Distil’s full-year outturn is forecast to be in line with market expectations, following strong trading across its peak Q3 (Oct – Dec) period in what remains a highly competitive market. Despite playing up against the toughest quarterly comparative of last year, when revenue rose 71%, this Q3 delivered revenue (and volume) growth of 19%. Growth was strong across all trade channels, most notably online, albeit from a much smaller base than the On Trade and Off Trade channels. The resultant two-year quarterly growth rate is therefore the best achieved thus far this year, with Q3 revenue in the current year more than double that achieved in Oct – Dec 2015. Our full-year forecasts therefore remain unchanged.

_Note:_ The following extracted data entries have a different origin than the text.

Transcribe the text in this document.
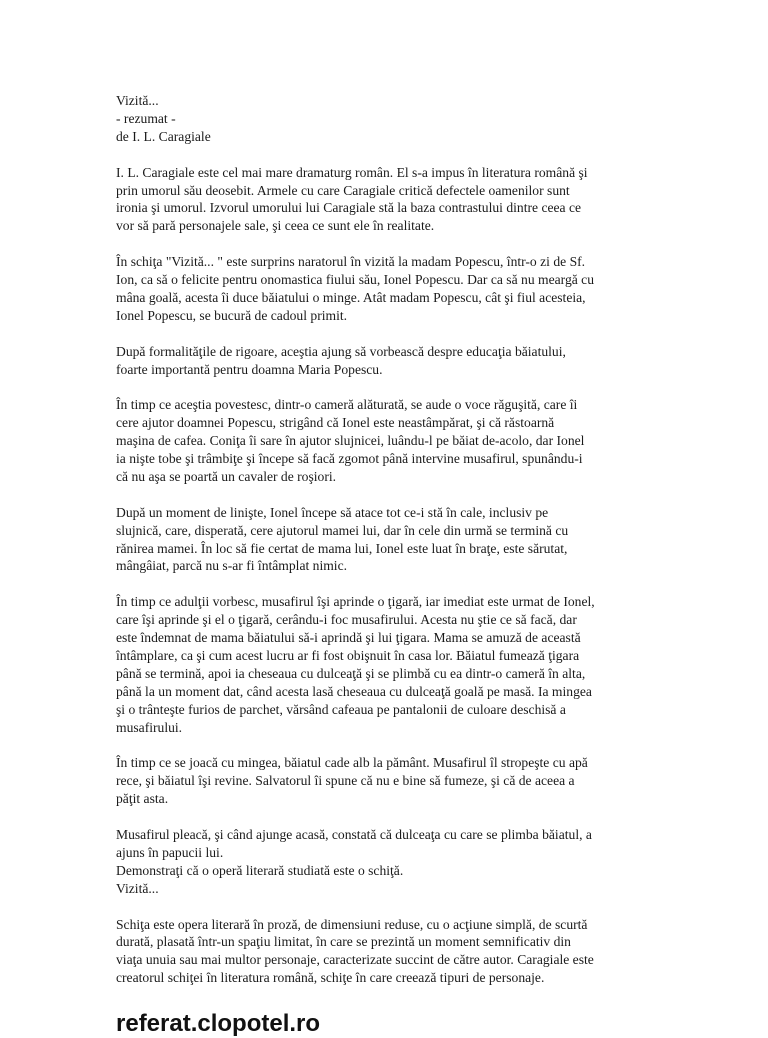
Vizită...
- rezumat -
de I. L. Caragiale
I. L. Caragiale este cel mai mare dramaturg român. El s-a impus în literatura română şi
prin umorul său deosebit. Armele cu care Caragiale critică defectele oamenilor sunt
ironia şi umorul. Izvorul umorului lui Caragiale stă la baza contrastului dintre ceea ce
vor să pară personajele sale, şi ceea ce sunt ele în realitate.
În schiţa "Vizită... " este surprins naratorul în vizită la madam Popescu, într-o zi de Sf.
Ion, ca să o felicite pentru onomastica fiului său, Ionel Popescu. Dar ca să nu meargă cu
mâna goală, acesta îi duce băiatului o minge. Atât madam Popescu, cât şi fiul acesteia,
Ionel Popescu, se bucură de cadoul primit.
După formalităţile de rigoare, aceştia ajung să vorbească despre educaţia băiatului,
foarte importantă pentru doamna Maria Popescu.
În timp ce aceştia povestesc, dintr-o cameră alăturată, se aude o voce răguşită, care îi
cere ajutor doamnei Popescu, strigând că Ionel este neastâmpărat, şi că răstoarnă
maşina de cafea. Coniţa îi sare în ajutor slujnicei, luându-l pe băiat de-acolo, dar Ionel
ia nişte tobe şi trâmbiţe şi începe să facă zgomot până intervine musafirul, spunându-i
că nu aşa se poartă un cavaler de roşiori.
După un moment de linişte, Ionel începe să atace tot ce-i stă în cale, inclusiv pe
slujnică, care, disperată, cere ajutorul mamei lui, dar în cele din urmă se termină cu
rănirea mamei. În loc să fie certat de mama lui, Ionel este luat în braţe, este sărutat,
mângâiat, parcă nu s-ar fi întâmplat nimic.
În timp ce adulţii vorbesc, musafirul îşi aprinde o ţigară, iar imediat este urmat de Ionel,
care îşi aprinde şi el o ţigară, cerându-i foc musafirului. Acesta nu ştie ce să facă, dar
este îndemnat de mama băiatului să-i aprindă şi lui ţigara. Mama se amuză de această
întâmplare, ca şi cum acest lucru ar fi fost obişnuit în casa lor. Băiatul fumează ţigara
până se termină, apoi ia cheseaua cu dulceaţă şi se plimbă cu ea dintr-o cameră în alta,
până la un moment dat, când acesta lasă cheseaua cu dulceaţă goală pe masă. Ia mingea
şi o trânteşte furios de parchet, vărsând cafeaua pe pantalonii de culoare deschisă a
musafirului.
În timp ce se joacă cu mingea, băiatul cade alb la pământ. Musafirul îl stropeşte cu apă
rece, şi băiatul îşi revine. Salvatorul îi spune că nu e bine să fumeze, şi că de aceea a
păţit asta.
Musafirul pleacă, şi când ajunge acasă, constată că dulceaţa cu care se plimba băiatul, a
ajuns în papucii lui.
Demonstraţi că o operă literară studiată este o schiţă.
Vizită...
Schiţa este opera literară în proză, de dimensiuni reduse, cu o acţiune simplă, de scurtă
durată, plasată într-un spaţiu limitat, în care se prezintă un moment semnificativ din
viaţa unuia sau mai multor personaje, caracterizate succint de către autor. Caragiale este
creatorul schiţei în literatura română, schiţe în care creează tipuri de personaje.
referat.clopotel.ro
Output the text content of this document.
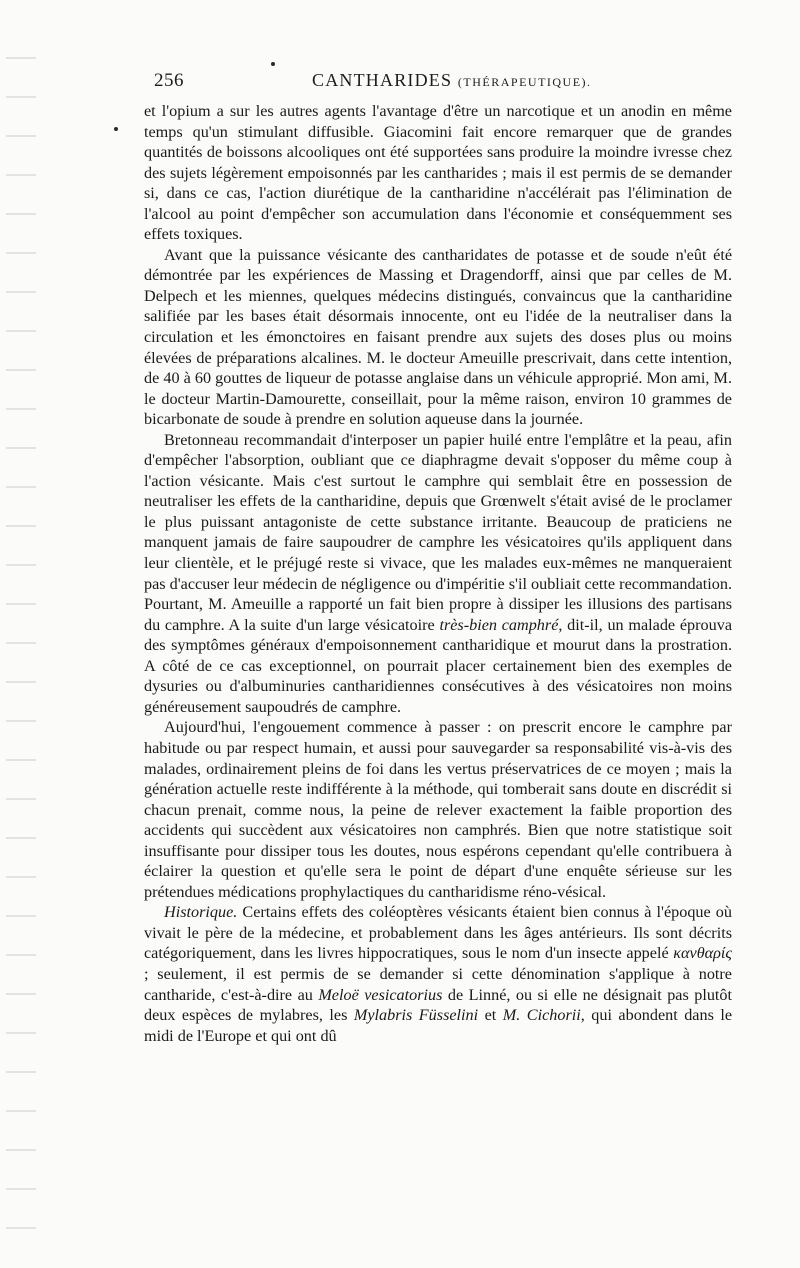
256	CANTHARIDES (THÉRAPEUTIQUE).

et l'opium a sur les autres agents l'avantage d'être un narcotique et un anodin en même temps qu'un stimulant diffusible. Giacomini fait encore remarquer que de grandes quantités de boissons alcooliques ont été supportées sans produire la moindre ivresse chez des sujets légèrement empoisonnés par les cantharides ; mais il est permis de se demander si, dans ce cas, l'action diurétique de la cantharidine n'accélérait pas l'élimination de l'alcool au point d'empêcher son accumulation dans l'économie et conséquemment ses effets toxiques.

Avant que la puissance vésicante des cantharidates de potasse et de soude n'eût été démontrée par les expériences de Massing et Dragendorff, ainsi que par celles de M. Delpech et les miennes, quelques médecins distingués, convaincus que la cantharidine salifiée par les bases était désormais innocente, ont eu l'idée de la neutraliser dans la circulation et les émonctoires en faisant prendre aux sujets des doses plus ou moins élevées de préparations alcalines. M. le docteur Ameuille prescrivait, dans cette intention, de 40 à 60 gouttes de liqueur de potasse anglaise dans un véhicule approprié. Mon ami, M. le docteur Martin-Damourette, conseillait, pour la même raison, environ 10 grammes de bicarbonate de soude à prendre en solution aqueuse dans la journée.

Bretonneau recommandait d'interposer un papier huilé entre l'emplâtre et la peau, afin d'empêcher l'absorption, oubliant que ce diaphragme devait s'opposer du même coup à l'action vésicante. Mais c'est surtout le camphre qui semblait être en possession de neutraliser les effets de la cantharidine, depuis que Grœnwelt s'était avisé de le proclamer le plus puissant antagoniste de cette substance irritante. Beaucoup de praticiens ne manquent jamais de faire saupoudrer de camphre les vésicatoires qu'ils appliquent dans leur clientèle, et le préjugé reste si vivace, que les malades eux-mêmes ne manqueraient pas d'accuser leur médecin de négligence ou d'impéritie s'il oubliait cette recommandation. Pourtant, M. Ameuille a rapporté un fait bien propre à dissiper les illusions des partisans du camphre. A la suite d'un large vésicatoire très-bien camphré, dit-il, un malade éprouva des symptômes généraux d'empoisonnement cantharidique et mourut dans la prostration. A côté de ce cas exceptionnel, on pourrait placer certainement bien des exemples de dysuries ou d'albuminuries cantharidiennes consécutives à des vésicatoires non moins généreusement saupoudrés de camphre.

Aujourd'hui, l'engouement commence à passer : on prescrit encore le camphre par habitude ou par respect humain, et aussi pour sauvegarder sa responsabilité vis-à-vis des malades, ordinairement pleins de foi dans les vertus préservatrices de ce moyen ; mais la génération actuelle reste indifférente à la méthode, qui tomberait sans doute en discrédit si chacun prenait, comme nous, la peine de relever exactement la faible proportion des accidents qui succèdent aux vésicatoires non camphrés. Bien que notre statistique soit insuffisante pour dissiper tous les doutes, nous espérons cependant qu'elle contribuera à éclairer la question et qu'elle sera le point de départ d'une enquête sérieuse sur les prétendues médications prophylactiques du cantharidisme réno-vésical.

Historique. Certains effets des coléoptères vésicants étaient bien connus à l'époque où vivait le père de la médecine, et probablement dans les âges antérieurs. Ils sont décrits catégoriquement, dans les livres hippocratiques, sous le nom d'un insecte appelé κανθαρίς ; seulement, il est permis de se demander si cette dénomination s'applique à notre cantharide, c'est-à-dire au Meloë vesicatorius de Linné, ou si elle ne désignait pas plutôt deux espèces de mylabres, les Mylabris Füsselini et M. Cichorii, qui abondent dans le midi de l'Europe et qui ont dû
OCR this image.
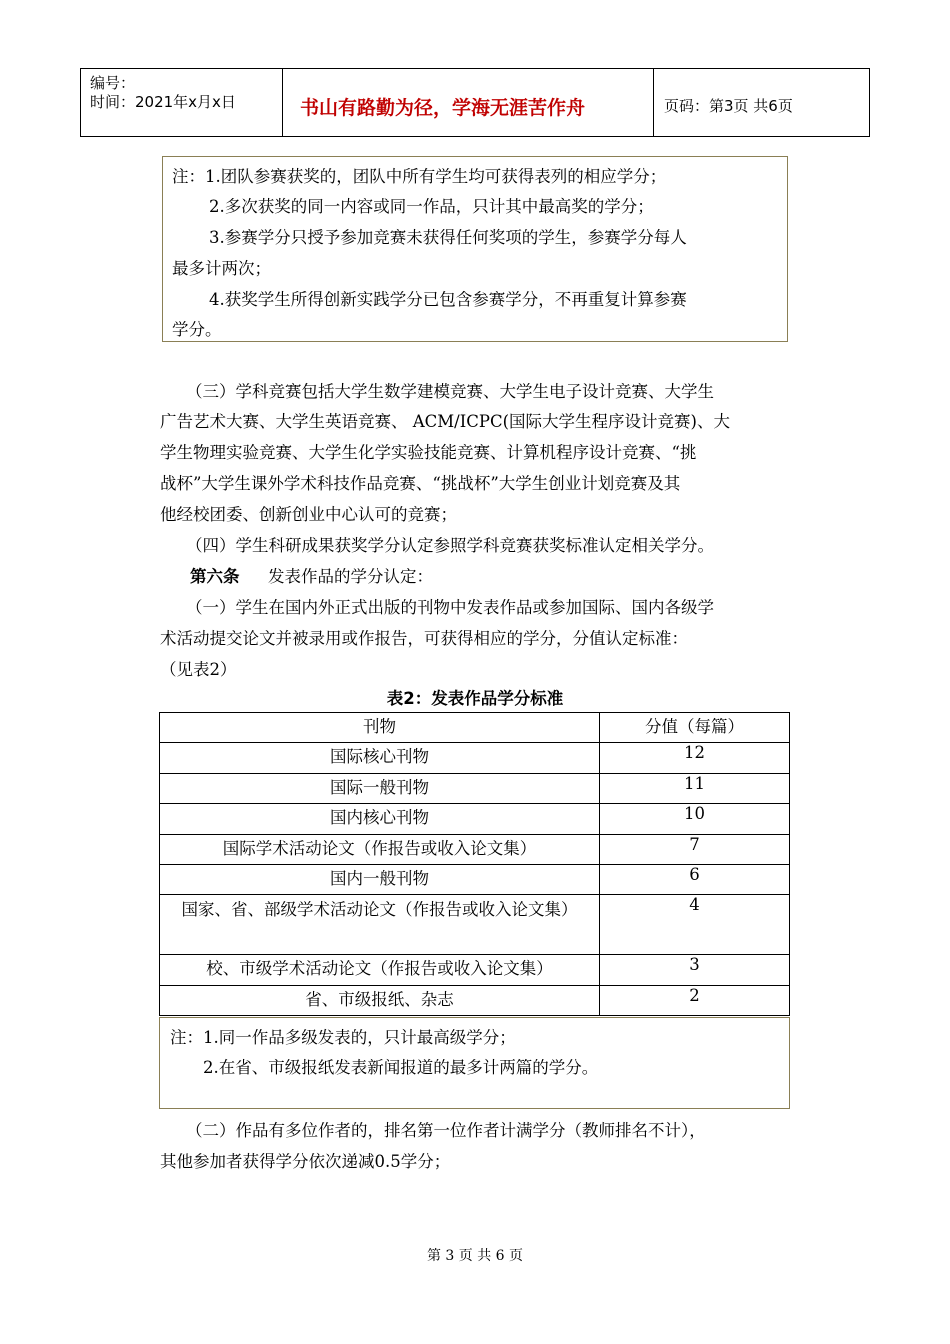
编号：
时间：2021年x月x日	书山有路勤为径，学海无涯苦作舟	页码：第3页 共6页
注：1.团队参赛获奖的，团队中所有学生均可获得表列的相应学分；
2.多次获奖的同一内容或同一作品，只计其中最高奖的学分；
3.参赛学分只授予参加竞赛未获得任何奖项的学生，参赛学分每人
最多计两次；
4.获奖学生所得创新实践学分已包含参赛学分，不再重复计算参赛
学分。
（三）学科竞赛包括大学生数学建模竞赛、大学生电子设计竞赛、大学生
广告艺术大赛、大学生英语竞赛、 ACM/ICPC(国际大学生程序设计竞赛)、大
学生物理实验竞赛、大学生化学实验技能竞赛、计算机程序设计竞赛、“挑
战杯”大学生课外学术科技作品竞赛、“挑战杯”大学生创业计划竞赛及其
他经校团委、创新创业中心认可的竞赛；
（四）学生科研成果获奖学分认定参照学科竞赛获奖标准认定相关学分。
第六条 发表作品的学分认定：
（一）学生在国内外正式出版的刊物中发表作品或参加国际、国内各级学
术活动提交论文并被录用或作报告，可获得相应的学分，分值认定标准：
（见表2）
表2：发表作品学分标准
刊物	分值（每篇）
国际核心刊物	12
国际一般刊物	11
国内核心刊物	10
国际学术活动论文（作报告或收入论文集）	7
国内一般刊物	6
国家、省、部级学术活动论文（作报告或收入论文集）	4
校、市级学术活动论文（作报告或收入论文集）	3
省、市级报纸、杂志	2
注：1.同一作品多级发表的，只计最高级学分；
2.在省、市级报纸发表新闻报道的最多计两篇的学分。
（二）作品有多位作者的，排名第一位作者计满学分（教师排名不计），
其他参加者获得学分依次递减0.5学分；
第 3 页 共 6 页
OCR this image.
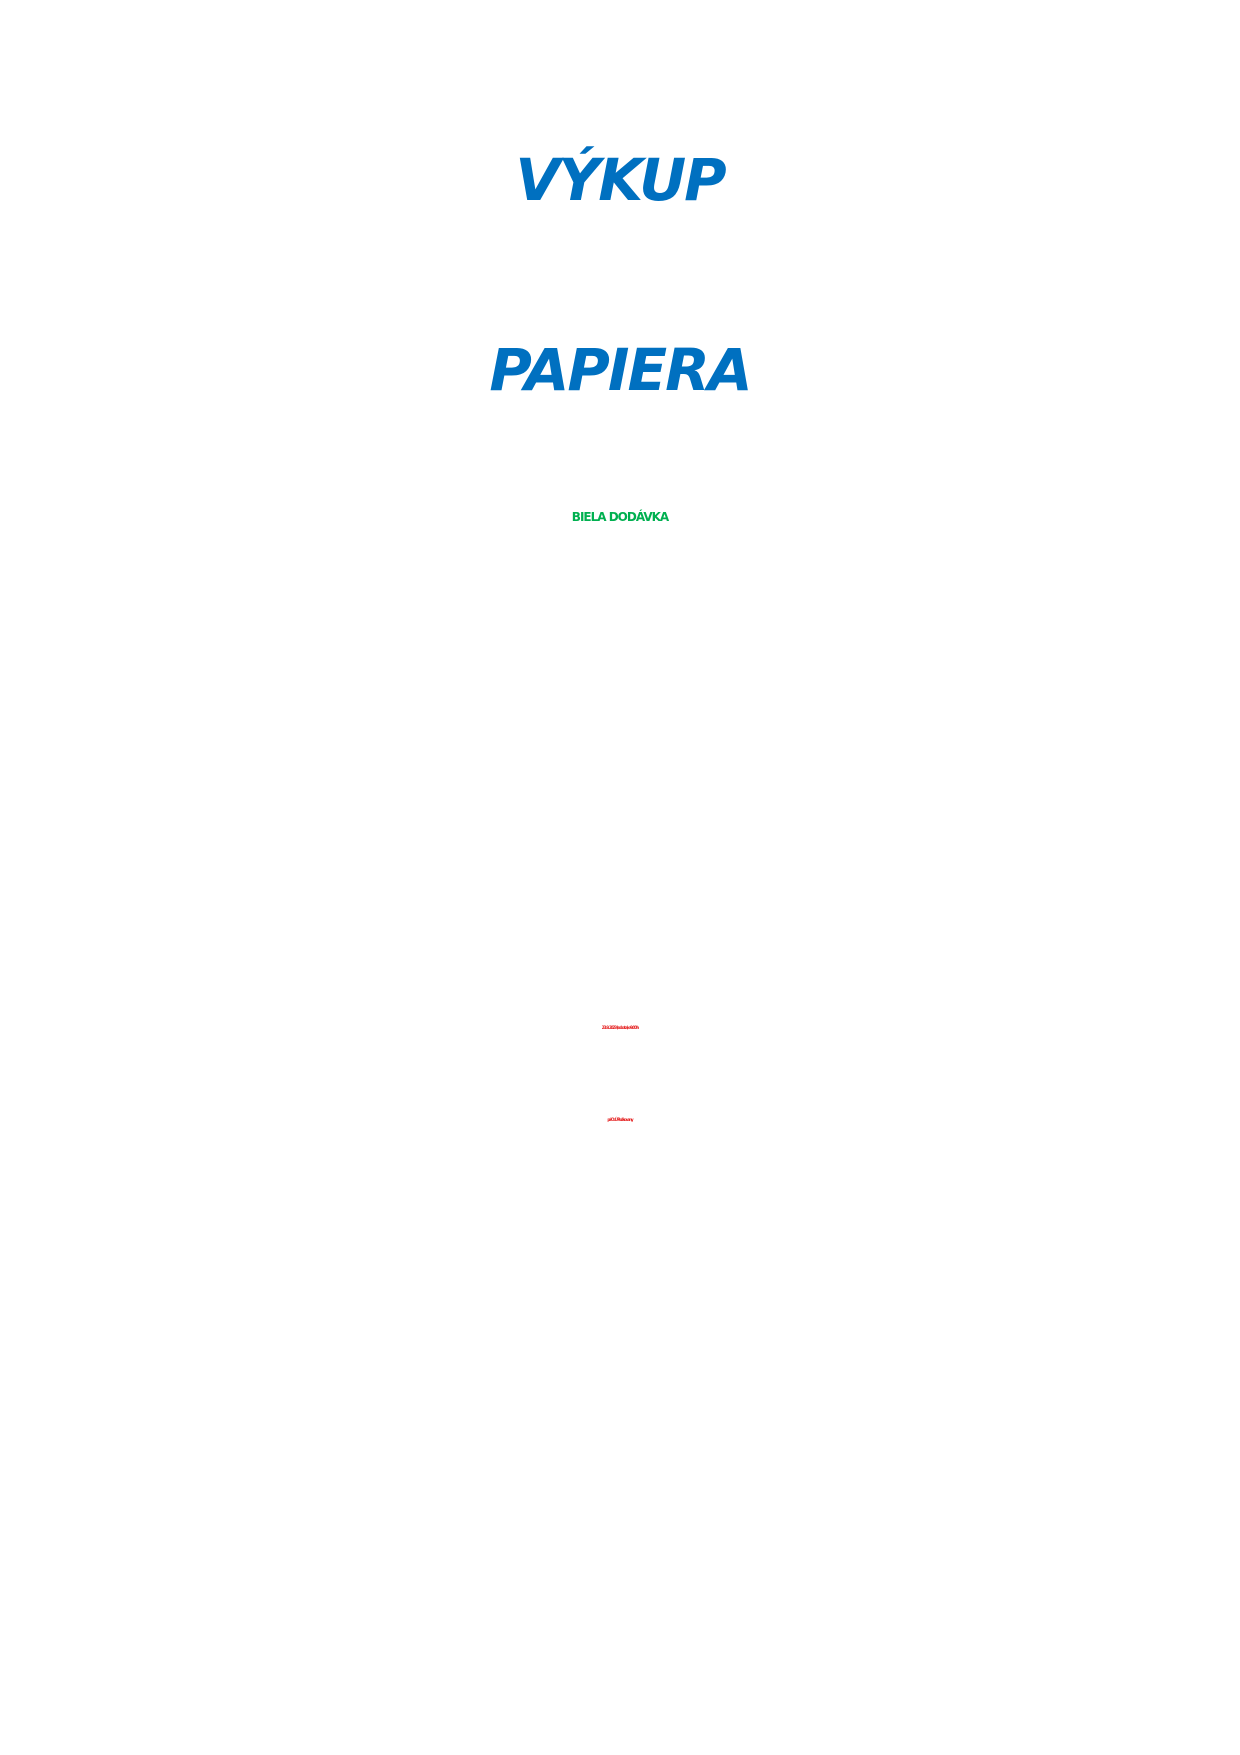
VÝKUP
PAPIERA
BIELA DODÁVKA
23. 9. 2023 (sobota) o 9:00 h
pri OcÚ Rožkovany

The 19% revenue and volume growth delivered in the quarter brings the cumulative growth rates for the first nine months to 21% and 29% respectively, with marketing investment up 23%. In Q3, brand marketing increased by 11%, reflecting timing and phasing, following the 36% increase seen in H1. Growth continues to be driven by RedLeg and Blackwoods, supported by a resurgent Blavod Black Vodka, especially in Eastern Europe. These Blavod sales are licensed sales, therefore driving volume growth directly but without a commensurate benefit to the revenue line.
Distil has also announced increased listings of some 520 stores across four major UK retailers. These will come through in Spring, with the full-year benefit weighing in from the next FY19 fiscal year. These incremental listings have primarily reflected the broader market’s positive response to the new packaging, labelling and recipe of the Blackwoods 2017 Vintage Dry Gin. Domestic and export shipments of this new product formulation and brand presentation, including a proprietary new bottle, commence from this month.
With the development of Blackwoods complete, management attention will now turn to export markets, with a focus on combining the distribution of gin and spiced rum. Discussions are currently underway for this approach in the US with a shortlist of suitable distributors. Given a positive outlook for Q4 and the future benefits of incremental listings, our forecasts remain unchanged.